AF, UDRI researchers will test technologies for decommissioned C-130

A truck carrying the wings of a C-130 Hercules arrives at the University of Dayton Research Institute headquarters May 15. Once all of the parts have arrived, and are reassembled, researchers from UDRI will perform work in collaboration with the Air Force Life Cycle Management Center’s Product Support Engineering Division and the AFLCMC C-130 Program Office. (Contributed photo)

A truck carrying the wings of a C-130 Hercules arrives at the University of Dayton Research Institute headquarters May 15. Once all of the parts have arrived, and are reassembled, researchers from UDRI will perform work in collaboration with the Air Force Life Cycle Management Center’s Product Support Engineering Division and the AFLCMC C-130 Program Office. (Contributed photo)

Officials from the Air Force Life Cycle Management Center and the University of Dayton Research Institute accepted delivery of a C-130 aircraft from Eglin Air Force Base, Florida, at UDRI’s headquarters building May 15.

The aircraft, which has been decommissioned, will be used to demonstrate and test a number of technologies designed to lower the cost of sustaining the Air Force’s C-130 fleet.

Work will be performed in and on the aircraft as well as in other UDRI support labs.

With a wing span of 133 feet, the aircraft was partly disassembled at Eglin AFB for the trip to the Advanced Technology and Training Center at UDRI.

A 2,500-square-foot concrete pad has been poured to support the aircraft, which weighs approximately 40 tons when empty.

Once the plane is reassembled, researchers from UDRI will perform the work in collaboration with AFLCMC’s Product Support Engineering Division and the AFLCMC C-130 Program Office.

“The Air Force spends a lot of money on aircraft sustainment,” said Debbie Naguy, AFLCMC Product Support Engineering Division chief. “The C-130 that is being delivered here today will help us demonstrate and qualify new innovative technologies to lower sustainment costs and improve readiness.”

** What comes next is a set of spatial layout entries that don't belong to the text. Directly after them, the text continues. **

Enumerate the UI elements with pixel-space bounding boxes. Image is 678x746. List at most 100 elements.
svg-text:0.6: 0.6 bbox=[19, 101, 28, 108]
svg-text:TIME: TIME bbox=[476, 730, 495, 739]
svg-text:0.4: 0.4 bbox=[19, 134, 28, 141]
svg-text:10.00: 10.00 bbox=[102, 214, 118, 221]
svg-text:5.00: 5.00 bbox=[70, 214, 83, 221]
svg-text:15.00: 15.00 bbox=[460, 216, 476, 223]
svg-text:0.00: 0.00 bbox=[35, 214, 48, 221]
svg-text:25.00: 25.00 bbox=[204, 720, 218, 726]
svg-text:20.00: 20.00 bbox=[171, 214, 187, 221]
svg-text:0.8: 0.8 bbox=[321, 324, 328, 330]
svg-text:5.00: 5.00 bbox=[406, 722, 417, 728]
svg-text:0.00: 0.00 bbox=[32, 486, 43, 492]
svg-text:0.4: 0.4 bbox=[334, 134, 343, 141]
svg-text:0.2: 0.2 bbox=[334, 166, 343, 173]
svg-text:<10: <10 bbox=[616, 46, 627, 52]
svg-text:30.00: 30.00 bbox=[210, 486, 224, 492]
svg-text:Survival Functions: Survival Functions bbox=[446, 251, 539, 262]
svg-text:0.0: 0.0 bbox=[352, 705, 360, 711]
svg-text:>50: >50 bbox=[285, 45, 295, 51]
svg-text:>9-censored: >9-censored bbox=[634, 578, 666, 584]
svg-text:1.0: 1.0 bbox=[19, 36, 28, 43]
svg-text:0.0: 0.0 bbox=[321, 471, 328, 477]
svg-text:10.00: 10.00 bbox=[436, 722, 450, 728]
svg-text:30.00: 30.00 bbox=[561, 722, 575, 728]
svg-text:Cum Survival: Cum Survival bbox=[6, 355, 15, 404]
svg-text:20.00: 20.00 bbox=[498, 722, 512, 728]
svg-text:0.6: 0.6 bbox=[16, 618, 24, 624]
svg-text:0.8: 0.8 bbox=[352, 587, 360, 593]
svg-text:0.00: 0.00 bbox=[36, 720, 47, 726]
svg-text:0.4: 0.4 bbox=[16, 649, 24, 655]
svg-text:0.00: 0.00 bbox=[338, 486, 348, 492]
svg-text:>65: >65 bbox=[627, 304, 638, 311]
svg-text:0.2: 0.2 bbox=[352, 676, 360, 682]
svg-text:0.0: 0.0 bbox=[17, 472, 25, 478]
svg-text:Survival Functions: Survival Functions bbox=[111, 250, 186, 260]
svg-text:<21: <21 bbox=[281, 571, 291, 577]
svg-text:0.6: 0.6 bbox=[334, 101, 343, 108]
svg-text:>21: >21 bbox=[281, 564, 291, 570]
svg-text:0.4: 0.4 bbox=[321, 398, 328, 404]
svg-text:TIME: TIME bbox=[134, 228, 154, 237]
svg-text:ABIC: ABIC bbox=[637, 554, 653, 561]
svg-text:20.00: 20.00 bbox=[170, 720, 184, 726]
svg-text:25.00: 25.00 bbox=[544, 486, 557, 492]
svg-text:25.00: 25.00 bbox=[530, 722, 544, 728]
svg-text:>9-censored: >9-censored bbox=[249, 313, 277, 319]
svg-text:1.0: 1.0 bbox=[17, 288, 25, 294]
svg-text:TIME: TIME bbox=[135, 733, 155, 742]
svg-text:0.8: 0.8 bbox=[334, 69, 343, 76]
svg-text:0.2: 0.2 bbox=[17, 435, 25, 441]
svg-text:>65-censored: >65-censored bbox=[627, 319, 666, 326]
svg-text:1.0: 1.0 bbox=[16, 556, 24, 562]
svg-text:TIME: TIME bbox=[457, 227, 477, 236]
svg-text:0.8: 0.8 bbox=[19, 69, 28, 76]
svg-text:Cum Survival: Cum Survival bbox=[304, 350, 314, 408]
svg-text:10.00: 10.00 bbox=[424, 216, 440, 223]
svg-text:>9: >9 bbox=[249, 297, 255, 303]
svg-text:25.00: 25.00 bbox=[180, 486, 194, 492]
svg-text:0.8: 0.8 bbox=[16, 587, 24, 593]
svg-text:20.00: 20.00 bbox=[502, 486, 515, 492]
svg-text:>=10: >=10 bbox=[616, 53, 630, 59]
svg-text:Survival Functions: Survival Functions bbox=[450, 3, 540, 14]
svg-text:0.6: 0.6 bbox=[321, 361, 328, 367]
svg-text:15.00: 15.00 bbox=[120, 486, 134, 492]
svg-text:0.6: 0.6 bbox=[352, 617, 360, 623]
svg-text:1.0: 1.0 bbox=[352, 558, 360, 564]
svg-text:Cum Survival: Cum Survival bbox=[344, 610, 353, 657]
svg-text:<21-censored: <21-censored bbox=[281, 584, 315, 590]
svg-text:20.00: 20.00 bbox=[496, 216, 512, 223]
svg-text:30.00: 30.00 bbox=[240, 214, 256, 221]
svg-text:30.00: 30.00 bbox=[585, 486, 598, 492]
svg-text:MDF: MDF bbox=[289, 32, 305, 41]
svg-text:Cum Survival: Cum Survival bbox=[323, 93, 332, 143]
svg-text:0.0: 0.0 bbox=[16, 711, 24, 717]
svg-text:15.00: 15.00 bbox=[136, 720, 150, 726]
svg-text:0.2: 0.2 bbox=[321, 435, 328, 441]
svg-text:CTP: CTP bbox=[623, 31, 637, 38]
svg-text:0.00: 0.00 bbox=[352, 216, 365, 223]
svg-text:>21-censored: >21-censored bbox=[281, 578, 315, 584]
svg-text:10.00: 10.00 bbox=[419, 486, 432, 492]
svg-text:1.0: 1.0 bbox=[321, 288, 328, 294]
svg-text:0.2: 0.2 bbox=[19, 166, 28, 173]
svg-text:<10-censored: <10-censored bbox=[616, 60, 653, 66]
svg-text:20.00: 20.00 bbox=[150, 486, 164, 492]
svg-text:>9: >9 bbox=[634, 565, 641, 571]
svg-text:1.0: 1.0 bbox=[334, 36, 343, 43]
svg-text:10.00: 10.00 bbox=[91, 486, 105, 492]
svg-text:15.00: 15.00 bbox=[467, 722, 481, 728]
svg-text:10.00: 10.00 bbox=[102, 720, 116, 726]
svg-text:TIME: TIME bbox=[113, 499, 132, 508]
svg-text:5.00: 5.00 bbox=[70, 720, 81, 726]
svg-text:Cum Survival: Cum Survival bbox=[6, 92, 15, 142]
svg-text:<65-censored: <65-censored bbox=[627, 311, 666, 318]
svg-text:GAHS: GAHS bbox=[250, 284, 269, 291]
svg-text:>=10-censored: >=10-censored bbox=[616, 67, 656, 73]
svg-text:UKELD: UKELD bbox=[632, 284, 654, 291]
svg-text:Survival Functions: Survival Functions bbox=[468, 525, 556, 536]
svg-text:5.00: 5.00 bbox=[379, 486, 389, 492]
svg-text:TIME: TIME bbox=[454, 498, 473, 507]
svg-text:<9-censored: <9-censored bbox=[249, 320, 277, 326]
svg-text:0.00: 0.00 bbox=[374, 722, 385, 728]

Brian Stitt, division head for Sustainment Technologies Transition at UDRI, said technology development and demonstration under the program will include micro-vanes for fuel savings, additive manufacturing, cold spray for repairs, robotics and lasers for paint removal, environmental evaluation of coatings, augmented and virtual reality, condition-based maintenance and aircraft battle damage repair.

Although several of these technologies are emerging, they are already proving valuable in the sustainment of legacy aircraft. For example, advances in additive manufacturing – also known as 3-D printing – are enabling the Air Force to produce, on demand, small quantities of aircraft parts that are no longer being manufactured, and at a fraction of the cost of retooling to reproduce the part.

“The challenge is that, in many cases, no technical information exists on these parts because of the age of the aircraft,” Naguy said. “So when a replacement part or structure is needed and there is no drawing available, we will reverse engineer the part, scanning it to create a three-dimensional digital model that will be used to develop and qualify AM replacement parts.”

In the process, the team will create a “digital thread,” an electronic database documenting all information on the part and process used to create it.

The faster these technologies are developed and advanced, the bigger the impact will be for use across the Air Force enterprise, Stitt said. And having an aircraft on site, with unlimited access, allows expedited execution.

The program is expected to last between 18 and 24 months and involve students from the University of Dayton, Ohio State University and Wright State University working alongside Air Force and UDRI engineers and researchers to progress these game-changing technologies.